InégalitésLa faim dans le monde n’est pas près de toucher à sa fin
Malgré la stabilisation des chiffres, le nombre de personnes souffrant de la famine à travers le monde reste trop élevé pour atteindre les objectifs 2030, alertent les Nations Unies.
Après sept années de hausse, le nombre de personnes souffrant de la faim s’est stabilisé dans le monde en 2022, signe de «modestes progrès» qui ne seront toutefois pas suffisants pour atteindre l’objectif d’éliminer la faim en 2030, ont prévenu mercredi cinq agences de l’ONU. Environ 735 millions de personnes ont souffert d’une sous-alimentation chronique l’an dernier, soit près de 9,2% de la population mondiale, ont indiqué dans un rapport conjoint l’Organisation des Nations unies pour l’alimentation et l’agriculture (FAO), le Fonds international pour le développement de l’agriculture (Fida), l’Unicef, le Programme alimentaire mondial et l’Organisation mondiale de la santé (OMS).

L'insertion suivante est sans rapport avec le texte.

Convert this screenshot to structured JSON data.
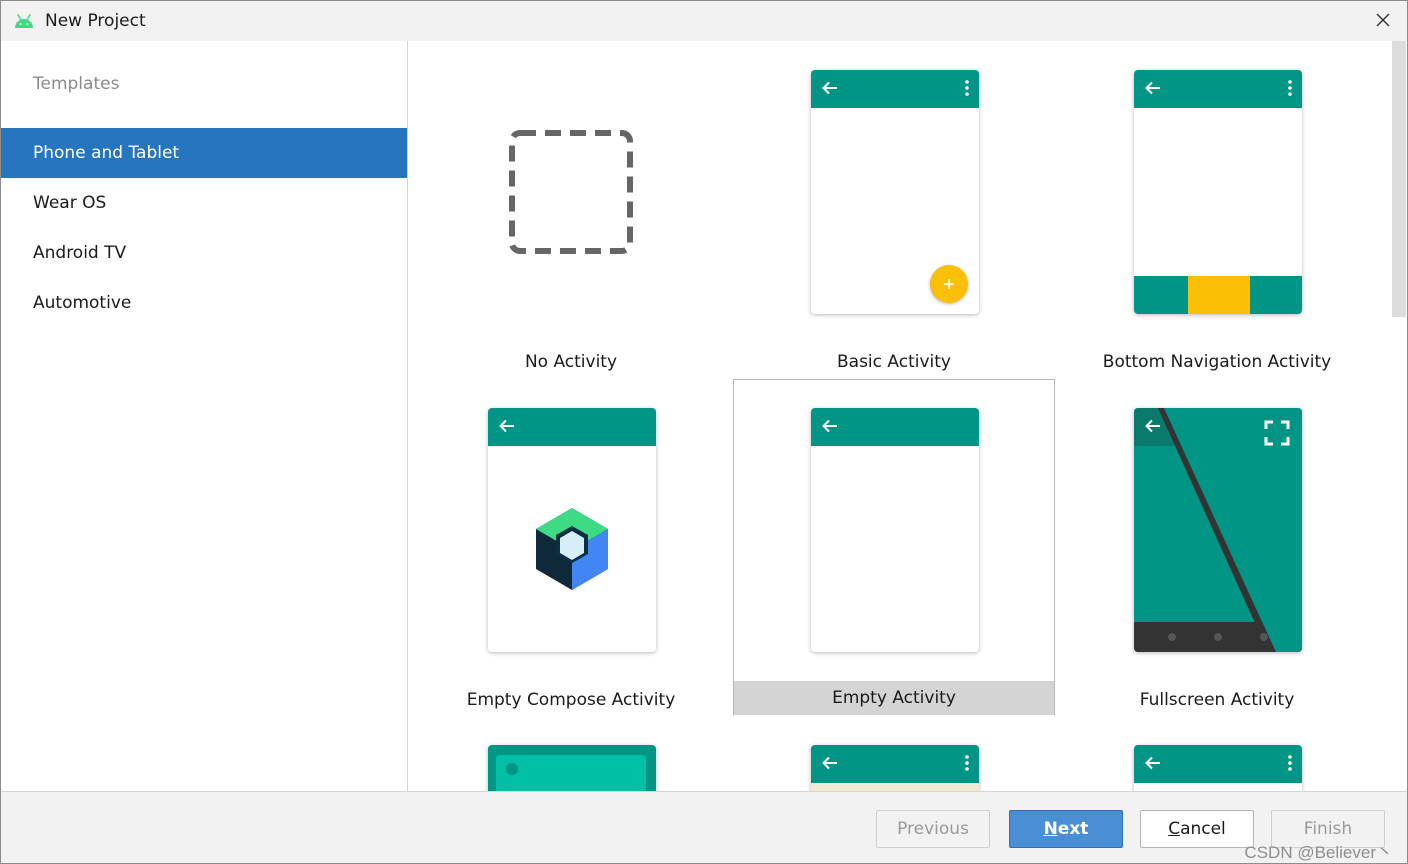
{
  "window": {
    "title": "New Project"
  },
  "sidebar": {
    "heading": "Templates",
    "items": [
      {
        "label": "Phone and Tablet",
        "selected": true
      },
      {
        "label": "Wear OS"
      },
      {
        "label": "Android TV"
      },
      {
        "label": "Automotive"
      }
    ]
  },
  "templates": [
    {
      "label": "No Activity"
    },
    {
      "label": "Basic Activity"
    },
    {
      "label": "Bottom Navigation Activity"
    },
    {
      "label": "Empty Compose Activity"
    },
    {
      "label": "Empty Activity",
      "selected": true
    },
    {
      "label": "Fullscreen Activity"
    }
  ],
  "footer": {
    "previous": "Previous",
    "next_mnemonic": "N",
    "next_rest": "ext",
    "cancel_mnemonic": "C",
    "cancel_rest": "ancel",
    "finish": "Finish",
    "watermark": "CSDN @Believer丶"
  },
  "colors": {
    "accent": "#2675bf",
    "teal": "#009585",
    "amber": "#fbbf05",
    "primary_button": "#4a8fd6"
  },
  "icons": [
    "android-icon",
    "close-icon",
    "back-arrow-icon",
    "more-vert-icon",
    "add-icon",
    "fullscreen-icon",
    "compose-logo-icon"
  ]
}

Ce chiffre, qui progressait depuis 2015, se stabilise et amorce même un léger recul, avec 3,8 millions de personnes en moins comparé à 2021. «L’heure n’est pas à l’autosatisfaction cependant, car la faim continue d’augmenter en Afrique», où une personne sur cinq est actuellement touchée, en Asie occidentale et dans les Caraïbes, ont souligné les agences.
Depuis 2019, ces crises majeures ont plongé 122 millions de personnes supplémentaires dans la faim, selon l’ONU, affectant particulièrement les femmes et les habitants des zones rurales. La reprise économique post-pandémie a permis d’améliorer la situation, «mais il ne fait aucun doute que les modestes progrès réalisés ont été compromis par la hausse des prix des denrées alimentaires et de l’énergie, amplifiée par la guerre en Ukraine». «Si nous ne redoublons pas d’efforts, notre objectif d’éradiquer la faim, l’insécurité alimentaire et la malnutrition sous toutes leurs formes d’ici à 2030 restera hors de portée», ont alerté les organisations.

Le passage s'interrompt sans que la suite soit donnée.